Supercoach Lesson 2

Taking Back Projections

 

     In Session 1 of Supercoach, Michael Neill underscores the process by which we create our perception of the world. He likens the “reality” we see to a movie we project onto the screen of our experience.

     When motion pictures first came out, a group of cowboys gathered in a bunkhouse to watch their first movie projected onto a sheet hanging on a wall. When the movie came to a scene in which a band of Indians in war paint stormed up over a rise with a thunder of war cries, one cowboy stood, pulled out his pistol, and fired six shots at the images of Indians. The movie stopped, the lights went on, and his compadres howled as they observed six bullet holes in nothing but a sheet.

     When we fight anyone or anything in the outer world, we are like the cowboy shooting at illusions. We are fighting a belief in our mind more than and element of reality. The world goes on as it is only because people have succumbed to the illusion of separation, believing that the people and things they see are separate from their thoughts about them.

     By the same principle, when we designate someone in the outer world as our savior religiously, financially, or romantically, we are engaging with a projection more than a reality. In this case we are projecting our belief in good rather than our belief in evil. Nonetheless, the projection of saviorship is equally as illusory as the projection of enemy, and if we are to advance spiritually we must take back that projection as well.

     When you coach a client, you become aware of the projections she has cast onto the screen of her experience. Such projections are most obvious in romantic relationships. When we become intimate with someone, we are especially prone to project our loving fantasies onto them as well as our fearful or angry images. This is why romances fail. We write a script for our partner based on our fantastic expectations, we project that role for them, and then when they don’t play that role, we feel disappointed or betrayed.

     To be more precise, when our partner disappoints us, he is actually playing out perfectly the script we have written for him. He is an actor in our movie. We do not see people as they are. We see our version of who they are.

     You can help your client immensely by helping him identify his projections about the people in his life, for better or worse, and then guiding him to take back his projections, or claim responsibility for the movie he has produced. Few people are aware of this dynamic, so if you help your client to understand he is the originator of his experience and not the victim, you will help your client make huge strides. (ACIM Lesson 31: “I am not a victim of the world I see.”)

     Your client’s husband, wife, parents, children, boss, family, friends, government, religion, and so on are all stories the client made up. This is not to say that the people “outside” your client are not real or they are not doing the actions your client reports. It is to say that how your client perceives those people and institutions are the result of your client’s projections about them.
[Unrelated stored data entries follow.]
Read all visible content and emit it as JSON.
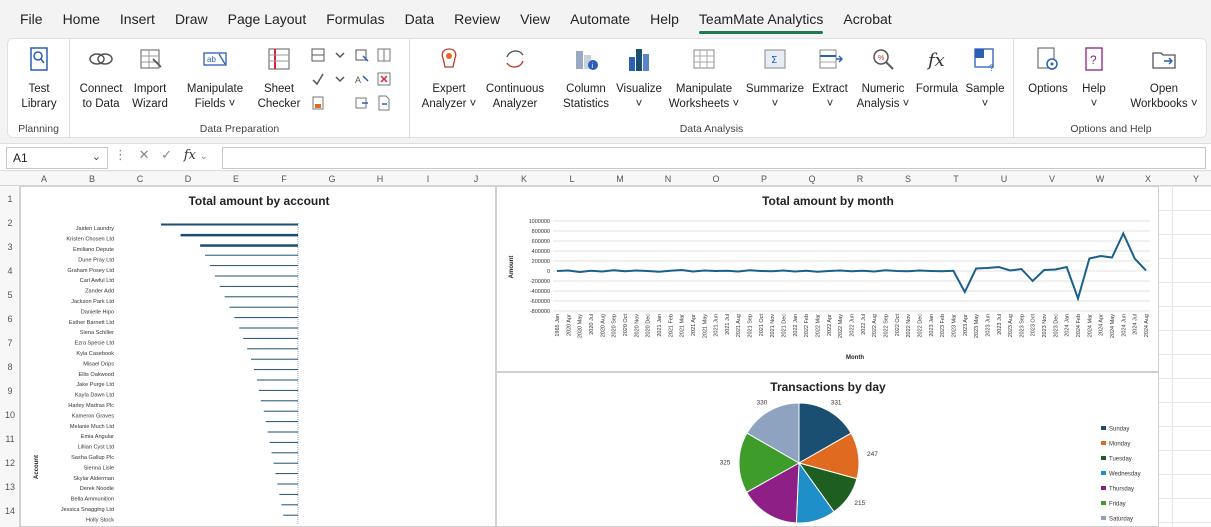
{
  "menu": {
    "items": [
      "File",
      "Home",
      "Insert",
      "Draw",
      "Page Layout",
      "Formulas",
      "Data",
      "Review",
      "View",
      "Automate",
      "Help",
      "TeamMate Analytics",
      "Acrobat"
    ],
    "active": "TeamMate Analytics"
  },
  "ribbon": {
    "groups": {
      "planning": "Planning",
      "data_preparation": "Data Preparation",
      "data_analysis": "Data Analysis",
      "options_help": "Options and Help"
    },
    "buttons": {
      "test_library": [
        "Test",
        "Library"
      ],
      "connect_to_data": [
        "Connect",
        "to Data"
      ],
      "import_wizard": [
        "Import",
        "Wizard"
      ],
      "manipulate_fields": [
        "Manipulate",
        "Fields ˅"
      ],
      "sheet_checker": [
        "Sheet",
        "Checker"
      ],
      "expert_analyzer": [
        "Expert",
        "Analyzer ˅"
      ],
      "continuous_analyzer": [
        "Continuous",
        "Analyzer"
      ],
      "column_statistics": [
        "Column",
        "Statistics"
      ],
      "visualize": [
        "Visualize",
        "˅"
      ],
      "manipulate_worksheets": [
        "Manipulate",
        "Worksheets ˅"
      ],
      "summarize": [
        "Summarize",
        "˅"
      ],
      "extract": [
        "Extract",
        "˅"
      ],
      "numeric_analysis": [
        "Numeric",
        "Analysis ˅"
      ],
      "formula": [
        "Formula",
        ""
      ],
      "sample": [
        "Sample",
        "˅"
      ],
      "options": [
        "Options",
        ""
      ],
      "help": [
        "Help",
        "˅"
      ],
      "open_workbooks": [
        "Open",
        "Workbooks ˅"
      ]
    }
  },
  "formula_bar": {
    "name_box": "A1",
    "fx": "fx",
    "value": ""
  },
  "columns": [
    "A",
    "B",
    "C",
    "D",
    "E",
    "F",
    "G",
    "H",
    "I",
    "J",
    "K",
    "L",
    "M",
    "N",
    "O",
    "P",
    "Q",
    "R",
    "S",
    "T",
    "U",
    "V",
    "W",
    "X",
    "Y"
  ],
  "rows": [
    "1",
    "2",
    "3",
    "4",
    "5",
    "6",
    "7",
    "8",
    "9",
    "10",
    "11",
    "12",
    "13",
    "14"
  ],
  "chart_data": [
    {
      "type": "bar",
      "title": "Total amount by account",
      "ylabel": "Account",
      "xlabel": "",
      "categories": [
        "Jaiden Laundry",
        "Kristen Chosen Ltd",
        "Emiliano Depute",
        "Dune Pray Ltd",
        "Graham Posey Ltd",
        "Carl Awful Ltd",
        "Zander Add",
        "Jackson Park Ltd",
        "Danielle Hipo",
        "Esther Barnett Ltd",
        "Siena Schiller",
        "Ezra Specie Ltd",
        "Kyla Casebook",
        "Misael Drips",
        "Ellis Oakwood",
        "Jake Purge Ltd",
        "Kayla Dawn Ltd",
        "Harley Madras Plc",
        "Kameron Graves",
        "Melanie Much Ltd",
        "Emia Angular",
        "Lillian Cyst Ltd",
        "Sasha Gallup Plc",
        "Sienna Lisle",
        "Skylar Alderman",
        "Derek Noodle",
        "Bella Ammunition",
        "Jessica Snagging Ltd",
        "Holly Stock"
      ],
      "values": [
        -140,
        -120,
        -100,
        -95,
        -90,
        -85,
        -80,
        -75,
        -70,
        -65,
        -60,
        -56,
        -52,
        -48,
        -45,
        -42,
        -40,
        -38,
        -35,
        -33,
        -31,
        -29,
        -27,
        -25,
        -23,
        -21,
        -19,
        -17,
        -15
      ]
    },
    {
      "type": "line",
      "title": "Total amount by month",
      "xlabel": "Month",
      "ylabel": "Amount",
      "ylim": [
        -800000,
        1000000
      ],
      "yticks": [
        "1000000",
        "800000",
        "600000",
        "400000",
        "200000",
        "0",
        "-200000",
        "-400000",
        "-600000",
        "-800000"
      ],
      "x": [
        "1965 Jan",
        "2020 Apr",
        "2020 May",
        "2020 Jul",
        "2020 Aug",
        "2020 Sep",
        "2020 Oct",
        "2020 Nov",
        "2020 Dec",
        "2021 Jan",
        "2021 Feb",
        "2021 Mar",
        "2021 Apr",
        "2021 May",
        "2021 Jun",
        "2021 Jul",
        "2021 Aug",
        "2021 Sep",
        "2021 Oct",
        "2021 Nov",
        "2021 Dec",
        "2022 Jan",
        "2022 Feb",
        "2022 Mar",
        "2022 Apr",
        "2022 May",
        "2022 Jun",
        "2022 Jul",
        "2022 Aug",
        "2022 Sep",
        "2022 Oct",
        "2022 Nov",
        "2022 Dec",
        "2023 Jan",
        "2023 Feb",
        "2023 Mar",
        "2023 Apr",
        "2023 May",
        "2023 Jun",
        "2023 Jul",
        "2023 Aug",
        "2023 Sep",
        "2023 Oct",
        "2023 Nov",
        "2023 Dec",
        "2024 Jan",
        "2024 Feb",
        "2024 Mar",
        "2024 Apr",
        "2024 May",
        "2024 Jun",
        "2024 Jul",
        "2024 Aug"
      ],
      "values": [
        0,
        10000,
        -20000,
        5000,
        -10000,
        15000,
        -5000,
        10000,
        0,
        -15000,
        5000,
        20000,
        -10000,
        10000,
        0,
        5000,
        -10000,
        15000,
        0,
        -5000,
        10000,
        -10000,
        5000,
        -15000,
        0,
        10000,
        -5000,
        5000,
        -10000,
        15000,
        0,
        -5000,
        10000,
        0,
        -5000,
        5000,
        -420000,
        50000,
        60000,
        80000,
        10000,
        40000,
        -200000,
        20000,
        30000,
        80000,
        -550000,
        250000,
        300000,
        270000,
        750000,
        250000,
        10000
      ]
    },
    {
      "type": "pie",
      "title": "Transactions by day",
      "categories": [
        "Sunday",
        "Monday",
        "Tuesday",
        "Wednesday",
        "Thursday",
        "Friday",
        "Saturday"
      ],
      "values": [
        331,
        247,
        215,
        210,
        320,
        325,
        330
      ],
      "colors": [
        "#1b4f72",
        "#e06a1f",
        "#1e5e20",
        "#1f8fc9",
        "#8e1f86",
        "#3e9d2a",
        "#8ea3bf"
      ],
      "visible_labels": {
        "0": "331",
        "1": "247",
        "2": "215",
        "5": "325",
        "6": "330"
      }
    }
  ]
}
Other people likely see those same people and institutions in entirely different ways. (James Allen: “We think in secret and it comes to pass. Environment is our looking glass.”)

     Asking a client to question or undo her projections inevitably calls forth resistance, so you must be gentle and diplomatic with your suggestion. First let your client explain or spew about her upset. When she has had a chance to do so and you have demonstrated effective listening, validation, and empathy, invite your client to get in touch with the pain and suffering this projection has engendered. When the client acknowledges that this experience is no fun, ask her if she would be willing to revisit her assumption about what this other person has done or who they are. “Would you be open to question the story you are telling yourself? If it is hurting you so much to hold on to it, would you be willing to look at it from another angle that brings you more peace and relief?”
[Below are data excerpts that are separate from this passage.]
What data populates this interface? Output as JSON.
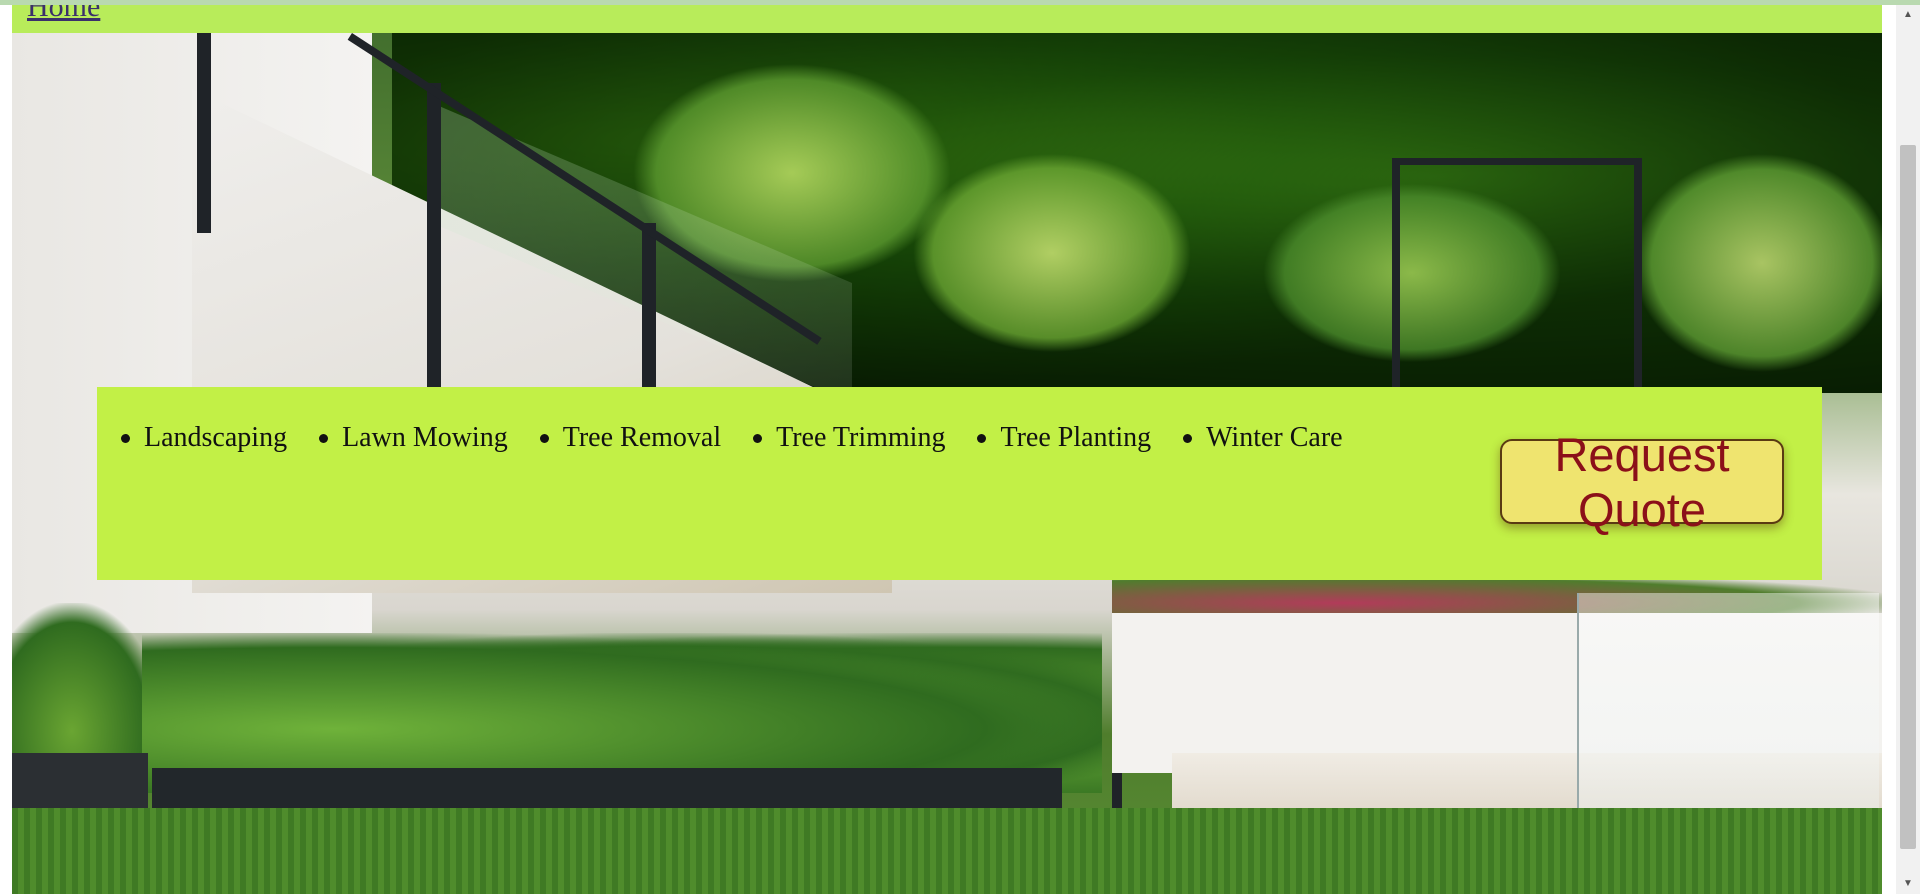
{
  "nav": {
    "home_label": "Home"
  },
  "services": {
    "items": [
      {
        "label": "Landscaping"
      },
      {
        "label": "Lawn Mowing"
      },
      {
        "label": "Tree Removal"
      },
      {
        "label": "Tree Trimming"
      },
      {
        "label": "Tree Planting"
      },
      {
        "label": "Winter Care"
      }
    ]
  },
  "cta": {
    "request_quote_label": "Request Quote"
  },
  "icons": {
    "scroll_up": "chevron-up-icon",
    "scroll_down": "chevron-down-icon"
  },
  "colors": {
    "header_bar": "#b8ec5a",
    "service_panel": "#c2f046",
    "quote_button_bg": "#efe46f",
    "quote_button_text": "#8b1019"
  }
}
     If your client expresses the slightest willingness to look at his situation from another angle, you have an entrée to healing. At this point you and your client can explore other vantage points, alternative stories that work better. If your client continues to be willing, you can help her reframe her way out of pain and into freedom and success.

     You can also undo projections of power or love by demonstrating to your client that she has given her power away to her husband, parent, child, boss, or spiritual teacher. The current painful scenario is her opportunity to once and for all take her power back and stand on equal ground with this person who appears to be more powerful, but who is actually the screen onto which your client has projected her disowned power.

     The process of taking back projections is illuminating and empowering, and can be lots of fun. Begin by taking back the projections in your own life. Then you will be in the best possible position to assist your clients to do the same.

 

Exercise:

 

1. Consider a relationship with someone with whom you are having difficulty. What story are you telling yourself about this person and relationship?

2. Would you be willing to tell yourself a different story, one that brings you greater relief, release, and empowerment? If so, what is the better story?

 

3. Consider a client who is having difficulty in a relationship of any kind. What is the story the client is telling him- or herself that is dragging him or her down?

 

4. What alternative story might the client tell him- or herself that would lead to great peace, relief, or empowerment?


5. Can you see how all the troubles of the world are a result of projection, and how they could be resolved by each of us taking back our projections and substituting ones that work better?

Affirm:

I accept responsibility for the projections that create my experience.

I now create a new and better experience by authoring new stories
that work in my favor and in favor of those I contact.